【動画】13歳の時に負ったトラウマが呼び覚まされる――映画『MELT メルト』日本版予告
映画には観る者に勇気や希望を与える作品がある一方、それとはまったく逆のネガティブな吸引力をみなぎらせ、おぞましい結末へと突き進む異端的な作品もある。俗に“胸糞映画”とも呼ばれるそれらの映画は近年、絶望的なバッドエンディングに打ちのめされた観客が、SNSにその衝撃体験を投稿し、密かな盛り上がりを見せるという現象が起こっている。
『オーバー・ザ・ブルースカイ』(2012)で演技を高く評価され、女優として20年以上のキャリアを持つベルギーのフィーラ・バーテンス監督が放った長編デビュー作『MELT メルト』は、まさしくその系譜に連なる新たなトラウマ映画。エヴァという主人公の13歳の少女を軸に、大人になったエヴァが忌まわしい過去を回想する形で物語が展開していく。
ブリュッセルでカメラマン助手の仕事をしているエヴァは、恋人も親しい友人もなく、両親とは長らく絶縁している孤独な女性。そんなエヴァのもとに⼀通のメッセージが届く。エヴァの少女時代に不慮の死を遂げた少年ヤンの追悼イベントが催されるというのだ。そのメッセージによって13歳の時に負ったトラウマを呼び覚まされたエヴァは、謎めいた大きな氷の塊を車に積み、故郷の田舎の村へと向かう。それは自らを苦しめてきた過去と対峙し、すべてを終わらせるための復讐計画の始まりだった…。
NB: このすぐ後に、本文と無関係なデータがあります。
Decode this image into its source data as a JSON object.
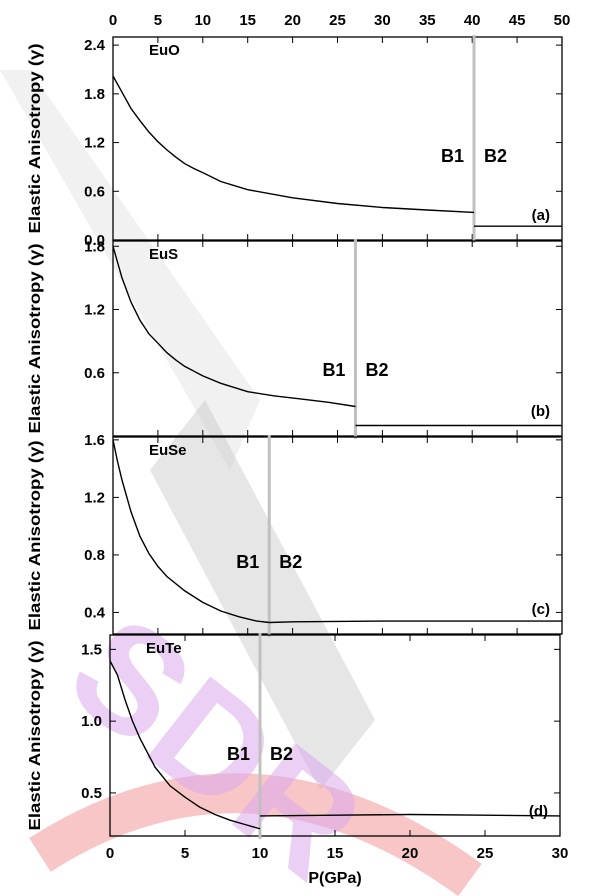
{
  "watermark": {
    "text": "SDR",
    "colors": {
      "band": "#c8c8c8",
      "letters": "#dca8ee",
      "arc": "#f4a0a0"
    }
  },
  "colors": {
    "curve": "#000000",
    "transition": "#c0c0c0",
    "frame": "#000000"
  },
  "figure": {
    "xlabel": "P(GPa)"
  },
  "chart_data": [
    {
      "type": "line",
      "panel_label": "(a)",
      "title": "EuO",
      "ylabel": "Elastic Anisotropy (γ)",
      "xlim": [
        0,
        50
      ],
      "ylim": [
        0,
        2.5
      ],
      "xticks": [
        0,
        5,
        10,
        15,
        20,
        25,
        30,
        35,
        40,
        45,
        50
      ],
      "xtick_labels_position": "top",
      "yticks": [
        0.0,
        0.6,
        1.2,
        1.8,
        2.4
      ],
      "ytick_labels": [
        "0.0",
        "0.6",
        "1.2",
        "1.8",
        "2.4"
      ],
      "transition_pressure": 40.2,
      "phase_labels": [
        "B1",
        "B2"
      ],
      "series": [
        {
          "phase": "B1",
          "x": [
            0,
            1,
            2,
            3,
            4,
            5,
            6,
            7,
            8,
            9,
            10,
            12,
            15,
            20,
            25,
            30,
            35,
            40.2
          ],
          "y": [
            2.02,
            1.82,
            1.62,
            1.47,
            1.33,
            1.21,
            1.11,
            1.02,
            0.94,
            0.88,
            0.83,
            0.72,
            0.62,
            0.52,
            0.45,
            0.4,
            0.37,
            0.34
          ]
        },
        {
          "phase": "B2",
          "x": [
            40.2,
            50
          ],
          "y": [
            0.17,
            0.17
          ]
        }
      ]
    },
    {
      "type": "line",
      "panel_label": "(b)",
      "title": "EuS",
      "ylabel": "Elastic Anisotropy (γ)",
      "xlim": [
        0,
        50
      ],
      "ylim": [
        0,
        1.85
      ],
      "yticks": [
        0.6,
        1.2,
        1.8
      ],
      "ytick_labels": [
        "0.6",
        "1.2",
        "1.8"
      ],
      "transition_pressure": 27,
      "phase_labels": [
        "B1",
        "B2"
      ],
      "series": [
        {
          "phase": "B1",
          "x": [
            0,
            1,
            2,
            3,
            4,
            5,
            6,
            7,
            8,
            10,
            12,
            15,
            18,
            21,
            24,
            27
          ],
          "y": [
            1.8,
            1.5,
            1.27,
            1.1,
            0.97,
            0.88,
            0.79,
            0.72,
            0.66,
            0.57,
            0.5,
            0.42,
            0.38,
            0.35,
            0.32,
            0.28
          ]
        },
        {
          "phase": "B2",
          "x": [
            27,
            50
          ],
          "y": [
            0.1,
            0.1
          ]
        }
      ]
    },
    {
      "type": "line",
      "panel_label": "(c)",
      "title": "EuSe",
      "ylabel": "Elastic Anisotropy (γ)",
      "xlim": [
        0,
        50
      ],
      "ylim": [
        0.25,
        1.62
      ],
      "yticks": [
        0.4,
        0.8,
        1.2,
        1.6
      ],
      "ytick_labels": [
        "0.4",
        "0.8",
        "1.2",
        "1.6"
      ],
      "transition_pressure": 17.4,
      "phase_labels": [
        "B1",
        "B2"
      ],
      "series": [
        {
          "phase": "B1",
          "x": [
            0,
            0.5,
            1,
            2,
            3,
            4,
            5,
            6,
            8,
            10,
            12,
            14,
            16,
            17.4
          ],
          "y": [
            1.6,
            1.45,
            1.32,
            1.1,
            0.93,
            0.81,
            0.72,
            0.65,
            0.55,
            0.47,
            0.41,
            0.37,
            0.34,
            0.33
          ]
        },
        {
          "phase": "B2",
          "x": [
            17.4,
            20,
            30,
            40,
            50
          ],
          "y": [
            0.33,
            0.335,
            0.34,
            0.34,
            0.34
          ]
        }
      ]
    },
    {
      "type": "line",
      "panel_label": "(d)",
      "title": "EuTe",
      "ylabel": "Elastic Anisotropy (γ)",
      "xlabel": "P(GPa)",
      "xlim": [
        0,
        30
      ],
      "ylim": [
        0.2,
        1.6
      ],
      "xticks": [
        0,
        5,
        10,
        15,
        20,
        25,
        30
      ],
      "yticks": [
        0.5,
        1.0,
        1.5
      ],
      "ytick_labels": [
        "0.5",
        "1.0",
        "1.5"
      ],
      "transition_pressure": 10,
      "phase_labels": [
        "B1",
        "B2"
      ],
      "series": [
        {
          "phase": "B1",
          "x": [
            0,
            0.5,
            1,
            1.5,
            2,
            3,
            4,
            5,
            6,
            7,
            8,
            9,
            10
          ],
          "y": [
            1.42,
            1.32,
            1.15,
            1.0,
            0.88,
            0.68,
            0.55,
            0.47,
            0.4,
            0.35,
            0.31,
            0.28,
            0.25
          ]
        },
        {
          "phase": "B2",
          "x": [
            10,
            15,
            20,
            25,
            30
          ],
          "y": [
            0.34,
            0.345,
            0.35,
            0.345,
            0.34
          ]
        }
      ]
    }
  ]
}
ひとりの少女の日常を容赦なく破壊し、ほぼ永遠に人生を狂わせてしまうトラウマとは、いかなる惨劇によってもたらされたのか。上質なミステリー映画のように巧みな構成で真実を明かしていく本作は、2023年のサンダンス映画祭で最優秀演技賞(ワールド・シネマ・ドラマティック部門)に輝き、ベルギーのアカデミー賞に当たるマグリット賞で最優秀フランドル映画賞を受賞するなど絶賛を博し、世界の映画祭を席巻。海外メディアからは「映画史に残る後味最悪<胸糞>の傑作」(Overseas Critics)、「まるで、ラース・フォン・トリアー×ミヒャエル・ハネケ×ヨルゴス・ランティモス!」(Edge Media Network)などと評されている。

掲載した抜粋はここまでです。